Ja się zgodzę, że jest to serial dla nastolatków. Mam 17 lat i nigdy nie miałam jakiś wielkich problemów z nauką, zawsze chętnie się uczyłam, a wychowałam się częściowo na takich serialach. To czy dziecko się uczy czy nie jest zależne od jego charakteru, od jego doświadczeń, a częściowo również od wychowania, ale głównie od tych dwóch pierwszych. Poza tym w szkole jestem dosyć popularną osobą, więc z tym też nie widzę problemu, a moja kreatywność ma się całkiem spoko. Pisze wiersze, rysuje obrazy, piszę piosenki, a teraz nawet zaczęłam pisać książkę. Dodam jeszcze, że znam dwa języki i uczę się kolejnych dwóch. Nie powiem przy tym, że ten serial jest arcydziełem, ale on nie ma nim być, ma być po prostu dobrą komedią, ukazującą przy okazji wartości takie jak przyjaźń czy miłość. Jak szukasz wielkiej sztuki to idź do galerii i pooglądaj sobie obrazy Jana Matejki lub Leonarda da Vinci, to jest kultura elitarna, natomiast seriale należą do kultury masowej, bo mają trawić do jak największej liczby odbiorców. Oczywiście ja szanuje Twoje zdanie i wiem że każdy ma prawo, by oceniać przedstawione na tej stronie filmy i seriale, tylko niech ta ocena będzie sensownie uzasadniona.
"szejmi" bardzo dobrze to ujęłaś, bo według nich , jak ktoś to obejrzy to "ogłupieje?" ale tak naprawde to Tv nie służy do wychowywania dzieci ;]
Dzieciom trzeba codziennie puszczać "Katyń" i "Pasję" to im na pewno dobrze zrobi.
Według mnie ten serial nie jest nawet dla nastolatków, chociaż na pewno bardziej dla nich niż dla dzieci.
Zgadzam się, ze serial jest śmieszny, ALE DLATEGO, ŻE JEST PO PROSTU GŁUPI !
-Może inaczej: Ujęłabym to tak " TAK GŁUPI, ŻE AŻ ŚMIESZNY"
No i ? chyba o to w nim chodzi tak ? Znajdz mi taki serial, w którym będę się bardzo śmiać, ale i tak mnie nauczy wielu rzeczy ?? no co może 3 - latki zaśmieją sie jak piekarnik w bajce powie : 2+2 = 4 , ale nie nastolatki -,-
A powiem ci że się zgadzam :) Nauczyciele i dyrektor w tym serialu zachowują się jak kompletni kretyni. Pokazywane w tej szkole jest chyba tylko poniżanie uczniów typu Sam ściąga spodnie Frediemu itp. Co to ma nauczyć dziecko ? O.o Poniżać się nawzajem w szkole, bo w ICarly tak pokazywali i wszyscy się śmiali, a na następny dzień wszystko było normalne ? Pfff...

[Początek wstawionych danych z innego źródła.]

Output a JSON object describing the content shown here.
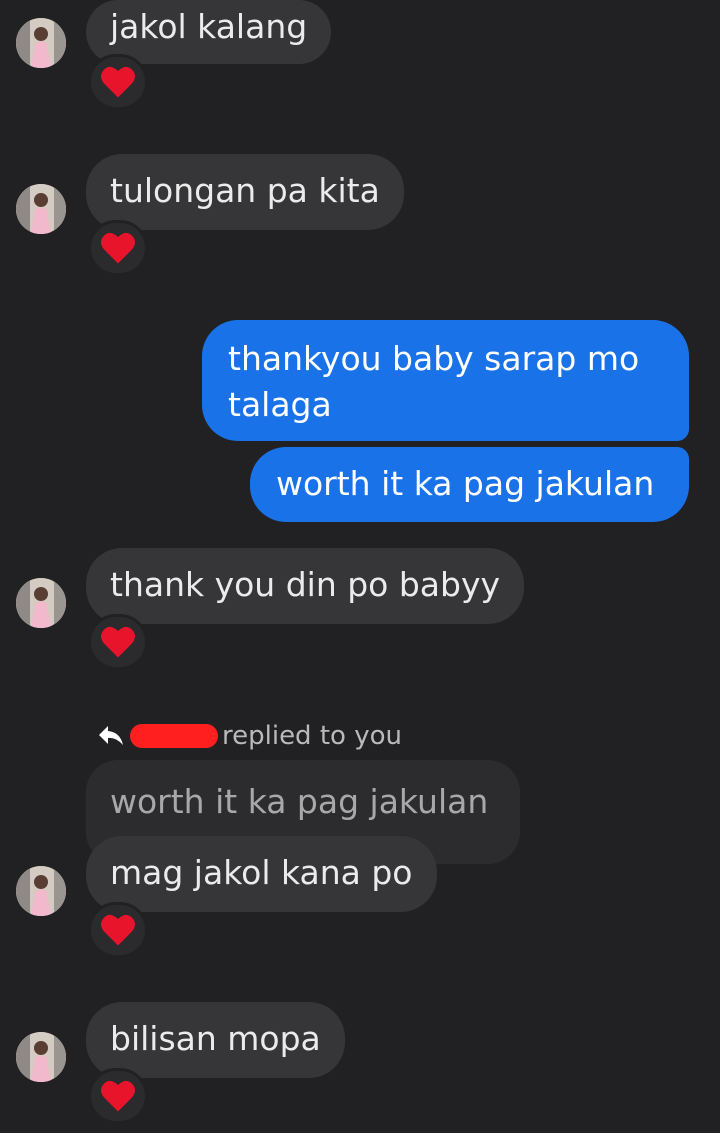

Batman ; Zgadzam się z tb, oni się czepiają że serial niczego nie uczy, a to przecież rodzicie powinni wychowywać dzieci, a nie Telewizja ;]
A ja wolę oglądać ten serial niż patrzeć na Polsacie na bezrobotnego polskiego śmiecia (aktorzyna Andrzej Grabowski). Całe szczęście że nie wszyscy ludzie tak myślą jak ty i że jest wolność wyboru co można oglądać a co nie. Wiec niech ludzie twojego pokroju lepiej siedzą cicho i dadzą żyć innym.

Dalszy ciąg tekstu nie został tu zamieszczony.